Floris Berthout

Uit Wikipedia, de vrije encyclopedie
Wapen van de familie Berthout

Floris Berthout (gestorven 1331), ook Florent Berthout, was heer van Mechelen en van Berlaar, hij nam enige tijd als regent voor hertog Jan III van Brabant het bestuur van diens leengebieden waar, samen met de graven Lodewijk van Évreux en Gerard V van Gulik (Frans: Gérard de Juliers).[1]

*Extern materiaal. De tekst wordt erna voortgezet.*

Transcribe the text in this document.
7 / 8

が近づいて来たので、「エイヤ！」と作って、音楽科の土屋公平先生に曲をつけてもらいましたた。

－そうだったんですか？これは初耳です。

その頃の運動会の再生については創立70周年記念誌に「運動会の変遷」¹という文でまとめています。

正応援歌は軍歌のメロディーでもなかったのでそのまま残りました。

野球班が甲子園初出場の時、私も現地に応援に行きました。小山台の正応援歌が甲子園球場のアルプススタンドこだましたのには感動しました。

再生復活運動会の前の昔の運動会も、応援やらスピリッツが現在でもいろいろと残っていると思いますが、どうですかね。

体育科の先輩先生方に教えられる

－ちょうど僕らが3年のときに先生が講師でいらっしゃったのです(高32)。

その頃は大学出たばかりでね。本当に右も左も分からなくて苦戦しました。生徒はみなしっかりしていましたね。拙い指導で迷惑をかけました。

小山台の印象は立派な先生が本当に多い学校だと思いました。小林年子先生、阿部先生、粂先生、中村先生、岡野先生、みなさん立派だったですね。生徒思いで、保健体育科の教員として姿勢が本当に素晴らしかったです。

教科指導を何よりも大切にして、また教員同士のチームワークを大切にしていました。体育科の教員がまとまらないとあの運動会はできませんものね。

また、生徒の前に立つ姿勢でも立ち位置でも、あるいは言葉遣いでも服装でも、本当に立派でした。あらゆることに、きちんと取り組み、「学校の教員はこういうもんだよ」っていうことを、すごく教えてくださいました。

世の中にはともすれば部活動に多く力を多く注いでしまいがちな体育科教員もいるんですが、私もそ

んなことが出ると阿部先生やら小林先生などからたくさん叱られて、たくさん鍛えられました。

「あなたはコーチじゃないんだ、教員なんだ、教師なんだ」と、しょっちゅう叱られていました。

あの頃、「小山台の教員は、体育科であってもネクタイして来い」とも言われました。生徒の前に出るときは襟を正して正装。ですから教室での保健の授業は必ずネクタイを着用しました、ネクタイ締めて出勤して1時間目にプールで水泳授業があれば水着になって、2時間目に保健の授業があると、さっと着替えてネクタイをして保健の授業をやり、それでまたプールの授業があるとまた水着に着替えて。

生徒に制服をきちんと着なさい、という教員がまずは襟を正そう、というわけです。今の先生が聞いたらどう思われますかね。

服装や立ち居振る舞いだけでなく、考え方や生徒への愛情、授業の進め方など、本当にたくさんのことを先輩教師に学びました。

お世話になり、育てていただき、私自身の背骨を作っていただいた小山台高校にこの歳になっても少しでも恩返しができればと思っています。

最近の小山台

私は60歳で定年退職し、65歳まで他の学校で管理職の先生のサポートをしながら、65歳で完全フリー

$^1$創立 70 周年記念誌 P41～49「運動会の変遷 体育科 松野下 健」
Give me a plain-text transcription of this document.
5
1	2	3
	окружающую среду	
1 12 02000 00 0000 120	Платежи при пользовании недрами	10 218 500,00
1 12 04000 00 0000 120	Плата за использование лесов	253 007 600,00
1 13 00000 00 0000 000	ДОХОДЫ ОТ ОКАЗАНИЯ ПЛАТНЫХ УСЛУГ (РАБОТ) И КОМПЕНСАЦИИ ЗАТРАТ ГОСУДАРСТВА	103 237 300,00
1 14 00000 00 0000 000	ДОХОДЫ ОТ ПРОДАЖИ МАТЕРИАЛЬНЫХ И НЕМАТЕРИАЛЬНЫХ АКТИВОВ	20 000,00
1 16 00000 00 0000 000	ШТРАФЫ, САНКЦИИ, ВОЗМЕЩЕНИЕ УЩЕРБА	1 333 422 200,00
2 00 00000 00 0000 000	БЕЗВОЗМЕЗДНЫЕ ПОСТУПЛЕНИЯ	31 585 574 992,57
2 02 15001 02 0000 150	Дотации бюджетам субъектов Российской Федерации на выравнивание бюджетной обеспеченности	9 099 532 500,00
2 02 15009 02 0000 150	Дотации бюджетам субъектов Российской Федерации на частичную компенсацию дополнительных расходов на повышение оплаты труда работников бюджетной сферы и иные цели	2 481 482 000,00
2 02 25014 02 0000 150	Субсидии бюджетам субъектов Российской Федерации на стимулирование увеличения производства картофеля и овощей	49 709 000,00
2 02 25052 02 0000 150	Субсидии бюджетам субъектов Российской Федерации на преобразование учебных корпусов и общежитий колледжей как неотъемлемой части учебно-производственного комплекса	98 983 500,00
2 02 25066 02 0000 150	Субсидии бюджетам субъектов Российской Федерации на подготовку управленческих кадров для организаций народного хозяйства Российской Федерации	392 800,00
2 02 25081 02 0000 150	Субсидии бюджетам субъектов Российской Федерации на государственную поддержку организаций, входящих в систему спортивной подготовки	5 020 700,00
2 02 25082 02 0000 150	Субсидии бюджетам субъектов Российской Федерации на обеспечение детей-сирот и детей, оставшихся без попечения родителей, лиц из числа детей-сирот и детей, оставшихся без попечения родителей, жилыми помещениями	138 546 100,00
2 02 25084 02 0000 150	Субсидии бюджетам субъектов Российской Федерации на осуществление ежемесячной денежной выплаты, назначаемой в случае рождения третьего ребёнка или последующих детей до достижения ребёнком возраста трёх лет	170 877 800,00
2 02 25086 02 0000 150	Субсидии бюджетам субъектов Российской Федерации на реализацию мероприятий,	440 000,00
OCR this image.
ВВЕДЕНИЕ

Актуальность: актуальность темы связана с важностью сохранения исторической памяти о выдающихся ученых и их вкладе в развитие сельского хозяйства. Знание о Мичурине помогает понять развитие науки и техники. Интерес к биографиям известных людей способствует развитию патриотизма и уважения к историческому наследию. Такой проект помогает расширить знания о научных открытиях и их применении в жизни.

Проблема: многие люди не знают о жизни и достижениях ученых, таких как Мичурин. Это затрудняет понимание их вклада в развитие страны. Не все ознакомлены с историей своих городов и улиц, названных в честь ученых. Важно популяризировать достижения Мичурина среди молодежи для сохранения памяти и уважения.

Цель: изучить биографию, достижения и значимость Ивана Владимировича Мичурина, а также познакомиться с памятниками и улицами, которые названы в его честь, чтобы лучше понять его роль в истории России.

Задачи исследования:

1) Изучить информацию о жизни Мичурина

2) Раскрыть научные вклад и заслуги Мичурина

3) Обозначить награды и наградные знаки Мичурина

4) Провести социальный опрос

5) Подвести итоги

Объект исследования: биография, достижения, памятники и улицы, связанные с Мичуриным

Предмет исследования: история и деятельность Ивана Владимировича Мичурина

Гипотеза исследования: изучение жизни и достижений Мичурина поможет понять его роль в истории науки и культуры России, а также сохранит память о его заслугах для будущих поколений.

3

Floris was de derde zoon van Wouter VI Berthout en Maria van Auvergne. Na overlijden van zijn oudere broer Wouter VII Berthout in 1288 en zijn neven Jan Berthout in 1304 en Gillis Berthout in 1310, werd hij de nieuwe heer van Mechelen. Net als zijn voorgangers was hij verwikkeld in de machtsstrijd over de heerlijkheid Mechelen tussen de Berthouts, de prins-bisschop van Luik en de hertog van Brabant. In 1316 verpandde Adolf van der Mark, prins-bisschop van Luik en leenheer van de stad, Mechelen aan graaf Willem II van Henegouwen. Die stelde op zijn beurt de inmiddels meerderjarige hertog Jan III van Brabant aan als voogd van Mechelen. Floris Berthout zag zich gedwongen af te zien van verdere aanspraken op Mechelen en was zo de laatste Berthout die heer van Mechelen was.

Huwelijk[bewerken | brontekst bewerken]

Floris Berthout trouwde met Mathilde van der Mark (gestorven 1331) en zij kregen een dochter, Sofia Berthout.